Stefano Leszczynski Notiziario Radio vaticana – 4 dicembre 2015
http://it.radiovaticana.va/radiogiornale
La famiglia negli insegnamenti di Papa Francesco.
Riportiamo di seguito il discorso pronunciato il 18 novembre 2015 da mons. Giampaolo Crepaldi, Arcivescovo di Trieste, in occasione della conferenza “La famiglia nel magistero di Papa Francesco”, tenutosi nella Chiesa Metropolitana di San Lorenzo, a Genova.
Papa Francesco parla con grande frequenza della famiglia. Tutti noi ricordiamo i grandi insegnamenti di Giovanni Paolo II sulla famiglia. Egli era stato chiamato “Il Papa della famiglia”. Memorabili, in particolare, le catechesi delle udienze generali dedicate all’amore umano. Non di meno l’insegnamento di Papa Francesco, che interviene sulla famiglia con un magistero organico e profondo.
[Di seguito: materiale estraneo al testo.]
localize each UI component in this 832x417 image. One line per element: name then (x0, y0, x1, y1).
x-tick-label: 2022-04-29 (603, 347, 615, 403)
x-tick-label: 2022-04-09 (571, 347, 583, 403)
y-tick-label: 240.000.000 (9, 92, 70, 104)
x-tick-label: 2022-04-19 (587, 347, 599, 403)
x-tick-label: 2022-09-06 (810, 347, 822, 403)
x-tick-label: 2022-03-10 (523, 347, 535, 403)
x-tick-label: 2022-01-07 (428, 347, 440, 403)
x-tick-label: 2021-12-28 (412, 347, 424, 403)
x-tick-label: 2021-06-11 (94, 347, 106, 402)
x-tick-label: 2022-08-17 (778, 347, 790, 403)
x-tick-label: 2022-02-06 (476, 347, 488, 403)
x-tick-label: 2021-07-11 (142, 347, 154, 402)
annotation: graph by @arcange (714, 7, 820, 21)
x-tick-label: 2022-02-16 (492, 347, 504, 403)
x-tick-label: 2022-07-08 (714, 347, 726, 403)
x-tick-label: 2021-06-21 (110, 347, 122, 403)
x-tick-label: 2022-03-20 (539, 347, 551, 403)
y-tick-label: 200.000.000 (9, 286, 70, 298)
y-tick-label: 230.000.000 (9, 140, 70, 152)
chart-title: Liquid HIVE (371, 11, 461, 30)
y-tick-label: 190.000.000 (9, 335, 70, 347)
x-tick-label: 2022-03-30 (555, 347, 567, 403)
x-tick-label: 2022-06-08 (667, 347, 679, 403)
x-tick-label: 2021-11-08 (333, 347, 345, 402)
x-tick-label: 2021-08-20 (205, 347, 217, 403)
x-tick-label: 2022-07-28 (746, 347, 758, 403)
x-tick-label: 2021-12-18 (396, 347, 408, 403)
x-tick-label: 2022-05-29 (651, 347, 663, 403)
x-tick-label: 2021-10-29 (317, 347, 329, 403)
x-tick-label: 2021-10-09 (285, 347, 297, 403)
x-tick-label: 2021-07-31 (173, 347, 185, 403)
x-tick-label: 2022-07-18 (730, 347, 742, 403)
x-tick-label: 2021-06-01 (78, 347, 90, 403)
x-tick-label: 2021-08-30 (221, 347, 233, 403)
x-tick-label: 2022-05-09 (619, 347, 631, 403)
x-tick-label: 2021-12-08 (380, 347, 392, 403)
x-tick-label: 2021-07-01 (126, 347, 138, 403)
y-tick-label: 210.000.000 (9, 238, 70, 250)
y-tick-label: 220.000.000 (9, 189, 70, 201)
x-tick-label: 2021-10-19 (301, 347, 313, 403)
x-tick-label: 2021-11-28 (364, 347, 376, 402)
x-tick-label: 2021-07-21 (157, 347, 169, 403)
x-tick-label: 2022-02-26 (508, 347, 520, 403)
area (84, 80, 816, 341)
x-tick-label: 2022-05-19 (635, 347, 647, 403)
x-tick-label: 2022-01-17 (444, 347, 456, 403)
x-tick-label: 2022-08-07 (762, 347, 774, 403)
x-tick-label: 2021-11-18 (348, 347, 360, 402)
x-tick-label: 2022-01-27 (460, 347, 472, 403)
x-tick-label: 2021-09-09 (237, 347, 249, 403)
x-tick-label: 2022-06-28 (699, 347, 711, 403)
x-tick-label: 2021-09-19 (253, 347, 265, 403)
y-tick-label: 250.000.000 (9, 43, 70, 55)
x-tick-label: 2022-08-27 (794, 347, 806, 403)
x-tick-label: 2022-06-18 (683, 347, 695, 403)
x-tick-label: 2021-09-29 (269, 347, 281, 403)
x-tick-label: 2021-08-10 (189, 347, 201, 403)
Ne ha parlato al presidente Obama, durante la visita negli Stati Uniti. Ne ha parlato a Cuba: “dove viene meno la famiglia le persone si trasformano in individui isolati, e dunque facili da manipolare e governare”. Ne ha parlato al presidente Mattarella il 18 aprile 2015 e nel viaggio nelle Filippine nel gennaio 2014. Ne ha parlato, proprio come Giovanni Paolo II, soprattutto nelle Udienze del mercoledì, dedicate per un lungo periodo – precisamente dal dicembre 2014 al settembre 2015 – alla famiglia. Un grande patrimonio di insegnamenti.
Ho citato i due Pontefici non per fare superficiali confronti, ma per sottolineare la continuità di un unico insegnamento, pur nella diversità dei linguaggi e delle forme comunicative adoperate. Giovanni Paolo II usava un linguaggio più circolare, Papa Francesco uno più diretto. Anche San Giovanni Paolo II formulò espressioni di grande efficacia comunicativa – ricordiamo, per esempio, il fortunato riferimento al “genio femminile” contenuto nella Lettera alle Donne o la felice espressione “ecologia umana” lanciata nella Centesimus annus per dire poi che la sua prima e principale struttura è la famiglia. Nel complesso, tuttavia, il suo dire era corposo, circolare, sostenuto, ad ampie volute. Il linguaggio di Papa Francesco è diverso, più agile e ricco di immagini. Prendiamo per esempio le espressioni “la famiglia è la Carta costituzionale della Chiesa” (17 ottobre 2015) oppure “per i malati la famiglia è il primo ospedale” (10 giugno 2015), oppure la famiglia “è una palestra che allena al perdono”.
Una carta costituzionale, un ospedale, una palestra: sono immagini semplici ed efficaci. Non si tratta di definizioni di tipo strettamente teologico e dottrinale, ma espressioni di predicazione capaci di trasmettere in forma viva un contenuto umano e cristiano. Non possiamo poi dimenticare come Papa Francesco, quando parla della famiglia, raccolga molte immagini dalla vita, anche dalla sua vita personale, come quando, parlando della Mamma, parlò della sua mamma: “eravamo cinque figli e mentre uno ne faceva una, l’altro pensava di farne un’altra, e la povera mamma andava da una parte all’altra, ma era felice. Ci ha dato tanto” (7 gennaio 2015).
Infine, ricordo alcune espressioni molto azzeccate di Papa Francesco su alcuni temi di spinosa attualità, rispetto ai quali egli era stato ingiustamente accusato di un certo silenzio. L’ideologia del gender egli l’ha chiamata “un errore della mente umana” (22 marzo 2015, a Napoli) e ha detto che essa è “una forma di colonizzazione ideologica della famiglia”. Ancora una volta un modo di esprimersi plastico ed efficace. Le questioni di linguaggio non sono mai solo tali. Esse rispondono ad un posizionamento ed esprimono una visione teorica ed una strategia. Vorrei azzardare, su questo punto, qualche ipotesi interpretativa.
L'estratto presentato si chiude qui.